出だしは何と白黒フィルムで、お馴染みフランケンシュタイン博士が怪物を創造するシーンから始まります。雷の電気が装置に流れると、繋ぎ合わせた屍体の指がピクッと動く・・・『Oh! It's alive! It's alive! It's alive!』お馴染みのセリフが・・・もう、こうなると歌舞伎と一緒で『ヨッ!ヴィクター屋!』って声を掛けたくなります。
※お馴染み、雷撃で命を吹き込まれる名シーンです!
ところが墓場を荒らしたヴィクターを焼き討ちにしようと村人が研究所に押し掛け、風車小屋に逃れた怪物は、燃え落ちる風車小屋の崩壊に巻き込まれて死んで(?)しまいます。
当然これはボリス・カーロフが演じた最初のフランケンシュタイン映画へのオマージュなのです。
※ジェイムズ・ホエイル監督『フランケンシュタイン』(1931年アメリカ)のラストシーン
で、ヒュー・ジャックマン(ウルヴァリン!)演じるヴァン・ヘルシングといえば(知ってるヒトは知っている)ドラキュラ退治の専門家。
往年クリストファー・リーがドラキュラ伯爵を、ピーター・カッシングがヴァン・ヘルシング教授を演じて、何度も名対決を演じています。
※クリストファー・リー(脚註参照↓)が演じるドラキュラ伯爵(カッケー!)
※ピーター・カッシングが演じるヴァン・ヘルシング教授
で、この2人が揃いも揃ってスター・ウォーズで重要な役どころを演じている・・・これって偶然じゃないですよね。
※SWでドゥークー伯爵を演じるクリストファー・リー
※SWでモフ・ターキン総督を演じるピーター・カッシング
みんな怪奇映画大好きなのです。
いかんいかん、何だか映画の本筋から外れてしまった。
※ドラキュラの花嫁たちが空を舞う滑空シーンがイチバンの見ドコロ!
映画そのものは、ご都合主義のストーリーで、ドラキュラに狼男にフランケンシュタインの怪物が三つ巴(!)の争い。そこにヴァチカンからドラキュラ退治の命を受けたヴァン・ヘルシングが絡むという大サービス!こうなると『三大怪人 ドラキュラ VS.フランケンシュタイン VS.狼男』のようですが、期待以上の出来になっています。スピーディな展開で楽しめました。
※三大怪人 ドラキュラ VS.フランケンシュタイン VS.狼男・・・もうハチャメチャ!
フランケンシュタインの怪物に生命を与えた仕組を利用して、自らの子孫を増やそうとするドラキュラの陰謀を、一時的に狼男になったヴァン・ヘルシングが阻み、全てが終わった後にフランケンシュタインの怪物はひとり極北を目指して筏に乗る、といったものでした(めっさ省略)。

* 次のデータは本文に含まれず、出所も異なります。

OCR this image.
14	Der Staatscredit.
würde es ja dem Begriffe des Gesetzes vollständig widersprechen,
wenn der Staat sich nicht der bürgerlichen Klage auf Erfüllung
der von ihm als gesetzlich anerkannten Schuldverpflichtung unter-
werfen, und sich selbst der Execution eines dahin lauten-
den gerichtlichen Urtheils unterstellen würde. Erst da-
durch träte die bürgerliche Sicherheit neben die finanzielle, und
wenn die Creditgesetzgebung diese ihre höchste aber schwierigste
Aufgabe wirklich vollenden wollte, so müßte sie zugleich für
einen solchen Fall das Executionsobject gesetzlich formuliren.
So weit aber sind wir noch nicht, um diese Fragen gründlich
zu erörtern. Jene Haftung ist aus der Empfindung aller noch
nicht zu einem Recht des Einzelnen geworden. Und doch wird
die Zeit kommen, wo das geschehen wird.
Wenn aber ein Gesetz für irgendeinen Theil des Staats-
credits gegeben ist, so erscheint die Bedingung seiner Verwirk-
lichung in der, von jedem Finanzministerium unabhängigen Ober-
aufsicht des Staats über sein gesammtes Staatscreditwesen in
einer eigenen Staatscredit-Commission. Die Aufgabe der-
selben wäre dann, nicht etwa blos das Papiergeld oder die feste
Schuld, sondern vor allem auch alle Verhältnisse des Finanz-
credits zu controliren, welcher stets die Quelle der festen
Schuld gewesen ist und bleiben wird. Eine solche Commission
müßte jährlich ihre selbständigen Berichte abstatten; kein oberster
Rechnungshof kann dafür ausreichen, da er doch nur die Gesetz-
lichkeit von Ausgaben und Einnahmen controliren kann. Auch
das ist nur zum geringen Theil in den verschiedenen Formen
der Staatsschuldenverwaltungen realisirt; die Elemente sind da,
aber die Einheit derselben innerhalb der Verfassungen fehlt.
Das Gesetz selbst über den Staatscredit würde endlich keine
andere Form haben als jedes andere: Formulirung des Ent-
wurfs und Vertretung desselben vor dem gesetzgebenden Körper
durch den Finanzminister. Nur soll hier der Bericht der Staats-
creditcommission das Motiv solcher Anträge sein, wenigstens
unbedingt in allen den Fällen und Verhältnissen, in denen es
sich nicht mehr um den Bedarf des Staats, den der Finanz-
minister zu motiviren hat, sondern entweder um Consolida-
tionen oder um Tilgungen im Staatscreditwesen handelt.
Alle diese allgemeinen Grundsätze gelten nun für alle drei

最後にフランケンシュタインの怪物が去るシーンはもちろんメアリー・シェリーの原作を踏まえたものになっているワケです。
※人間に絶望した『怪物』は北極へ向かい、そこで生涯を終えようと決意する。
この映画、映画としての出来はともかく、古き良き時代の怪奇映画に対する深い愛情が感じられて、私にはとても楽しかったのでした。
怪奇映画が大好きなヒトは必見です!
(脚註)クリストファー・リーは何とあのボルジア家の血をひいているらしい。そう思って見ればチェーザレ・ボルジアを彷彿とさせる高貴なお顔立ち!ドラキュラ伯爵にはまさにピッタリなのです。